洪水退去,土地復甦。沿江两岸,数十个工地热火朝天,夯土的號子声此起彼伏。陈默的【模块化水利工程】以前所未有的速度,在南阳大地上铺开。
州府衙门里,耳语却比工地上的號子声更响亮。
“听说了吗?那位陈通判,整日窝在望江楼喝茶,一步都没踏进过工地。”
“他从清河县带来的那几个亲信,一个个细皮嫩肉,懂个屁的工程。”
“周家班的进度快得邪乎,怕不是金玉其外,风一吹就倒!”
这些话,自然也飘进了陈默的耳朵里。
他坐在望江楼最好的雅间,手指轻叩著桌面,看著窗外江堤上那一个个移动的黑点。
三天后,知州刘鸿渐的仪仗出现在了江堤上。
“首段完工巡检”。
消息传来,整个南阳官场都动了。
刘鸿渐被一眾官员簇拥著,走向周家班负责的標段。他走得很慢,官靴踩在乾燥的泥地上,发出沉闷的声响。陈默跟在人群后方,不远不近。
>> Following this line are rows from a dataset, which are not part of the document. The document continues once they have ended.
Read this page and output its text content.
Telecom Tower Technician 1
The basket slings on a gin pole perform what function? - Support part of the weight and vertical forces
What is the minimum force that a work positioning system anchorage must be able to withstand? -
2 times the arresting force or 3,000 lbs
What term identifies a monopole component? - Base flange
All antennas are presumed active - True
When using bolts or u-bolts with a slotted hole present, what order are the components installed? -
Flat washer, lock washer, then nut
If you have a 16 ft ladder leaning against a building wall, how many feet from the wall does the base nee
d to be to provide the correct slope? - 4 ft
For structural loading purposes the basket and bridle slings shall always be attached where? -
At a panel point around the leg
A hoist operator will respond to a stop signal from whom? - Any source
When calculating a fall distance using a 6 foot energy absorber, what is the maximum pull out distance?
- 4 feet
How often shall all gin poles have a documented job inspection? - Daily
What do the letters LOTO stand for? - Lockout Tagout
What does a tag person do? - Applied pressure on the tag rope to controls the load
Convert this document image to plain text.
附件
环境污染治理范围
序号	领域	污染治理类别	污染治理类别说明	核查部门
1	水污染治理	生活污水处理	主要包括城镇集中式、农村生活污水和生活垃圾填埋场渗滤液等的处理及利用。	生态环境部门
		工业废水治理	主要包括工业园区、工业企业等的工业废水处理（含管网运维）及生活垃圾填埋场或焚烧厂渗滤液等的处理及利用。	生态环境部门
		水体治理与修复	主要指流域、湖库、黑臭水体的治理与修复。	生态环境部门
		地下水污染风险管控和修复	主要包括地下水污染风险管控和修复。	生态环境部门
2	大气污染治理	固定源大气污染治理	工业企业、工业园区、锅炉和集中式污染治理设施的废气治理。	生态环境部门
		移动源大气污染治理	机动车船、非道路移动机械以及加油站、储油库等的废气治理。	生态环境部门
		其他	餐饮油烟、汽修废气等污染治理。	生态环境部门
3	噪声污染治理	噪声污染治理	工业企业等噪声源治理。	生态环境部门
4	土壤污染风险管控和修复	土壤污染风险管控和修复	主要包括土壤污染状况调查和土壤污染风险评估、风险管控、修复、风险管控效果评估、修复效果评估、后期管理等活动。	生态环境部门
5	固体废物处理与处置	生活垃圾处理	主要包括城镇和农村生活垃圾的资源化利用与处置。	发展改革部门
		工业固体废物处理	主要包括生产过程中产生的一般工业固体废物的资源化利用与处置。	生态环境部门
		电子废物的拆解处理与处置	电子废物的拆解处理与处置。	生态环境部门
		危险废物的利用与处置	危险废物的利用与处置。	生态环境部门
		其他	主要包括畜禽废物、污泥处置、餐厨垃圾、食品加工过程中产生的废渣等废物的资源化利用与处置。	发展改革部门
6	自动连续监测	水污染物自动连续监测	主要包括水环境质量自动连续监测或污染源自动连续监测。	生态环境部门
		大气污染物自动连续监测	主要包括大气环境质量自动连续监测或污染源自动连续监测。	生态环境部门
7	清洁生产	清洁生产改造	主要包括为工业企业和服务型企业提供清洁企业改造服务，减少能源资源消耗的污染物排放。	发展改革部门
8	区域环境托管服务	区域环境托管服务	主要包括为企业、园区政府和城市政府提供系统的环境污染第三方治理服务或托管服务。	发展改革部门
工地上,一段新完工的堤坝静静佇立。墙面平滑,接缝严密,在阳光下泛著青灰色的光,看上去无懈可击。
隨行的官员们交口称讚。
“鬼斧神工!当真是鬼斧神工啊!”
“王家的工艺,到底还是老道!”
刘鸿渐紧绷的下顎线,似乎鬆弛了一点。
就在这时,一道不合时宜的声音炸响。
“大人!面子工程,焉能轻信!”
河道司官员李泰一步跨出,挡在所有人面前。他是王守正最得意的门生。老师的倒台,对他而言是奇耻大辱。
他通红著眼,像一头被激怒的公牛。
“下官怀疑,其內部早已腐烂不堪!”
刘鸿渐的动作僵住了。
李泰根本不给他反应时间,对著身后带来的两名亲卫暴喝一声。
“给我凿开!”
“住手!”有官员失声尖叫。
但晚了。
“哐!哐!”
两柄沉重的铁镐,带著风声,狠狠砸在崭新的堤坝上。
石屑纷飞。
眾人一片譁然。当眾毁坏防洪大堤,这可是掉脑袋的重罪!
几镐下去,坚固的外墙被砸开一个豁口。
一股混合著泥腥和腐草的恶臭,瞬间扑面而来。
豁口內的景象,让所有称讚声戛然而止。